Partia importowanej papryki nie trafi na polski rynek – zdecydował Główny Inspektorat Jakości Handlowej Artykułów Rolno-Spożywczych. Służby graniczne wykryły nieprawidłowości, które uniemożliwiły dopuszczenie towaru do obrotu.

Fot. Główny Inspektorat Jakości Handlowej Artykułów Rolno-Spożywczych
Zepsuta papryka z Turcji zatrzymana na granicy. Inspektorat blokuje 15 ton importu
Główny Inspektorat Jakości Handlowej Artykułów Rolno-Spożywczych (IJHARS) poinformował o skutecznej interwencji, która zapobiegła wprowadzeniu do obrotu 15,2 ton świeżej papryki z Turcji. Towar miał trafić na polski rynek, jednak podczas kontroli wykryto niepokojące objawy – produkty nosiły ślady zepsucia oraz zapleśnienia, co stanowi poważne zagrożenie dla zdrowia konsumentów.
Zakaz obrotu z powodu zagrożenia dla bezpieczeństwa żywności
Partia papryki została zatrzymana w Warszawie. Jak wynika z komunikatu IJHARS, inspektorzy nie dopuścili do dalszej dystrybucji skażonych warzyw. Zgodnie z obowiązującymi przepisami, produkty niespełniające norm jakości i bezpieczeństwa nie mogą być wprowadzane do obrotu handlowego. Papryka pochodziła z Turcji – kraju, który jest jednym z głównych dostawców warzyw do Polski.

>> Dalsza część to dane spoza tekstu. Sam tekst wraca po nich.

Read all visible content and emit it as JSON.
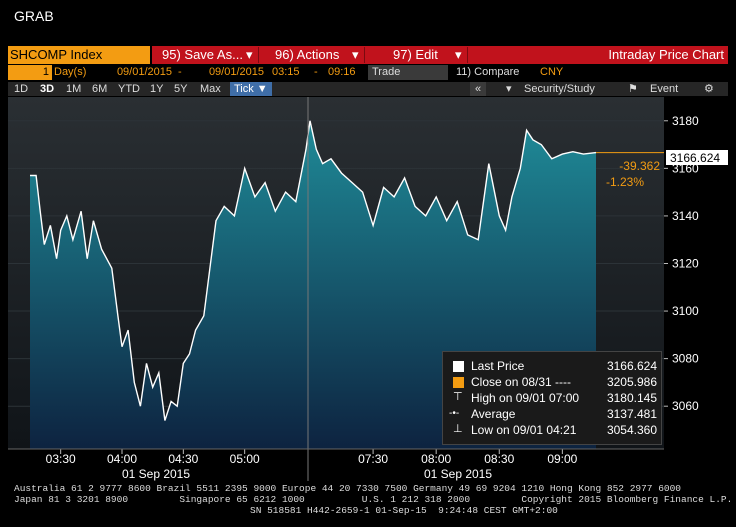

Bezpieczna granica i nadzór fitosanitarny
Zdarzenie pokazuje, jak istotny jest system kontroli granicznej i funkcjonowanie organów nadzoru. IJHARS podkreśla, iż tego typu działania są elementem szerszej strategii „Bezpieczna Granica”, której celem jest eliminowanie z rynku żywności potencjalnie szkodliwej lub zagrażającej zdrowiu. Dzięki szybkiej reakcji urzędników możliwe było uniknięcie dystrybucji produktów, które mogłyby trafić do domów tysięcy konsumentów.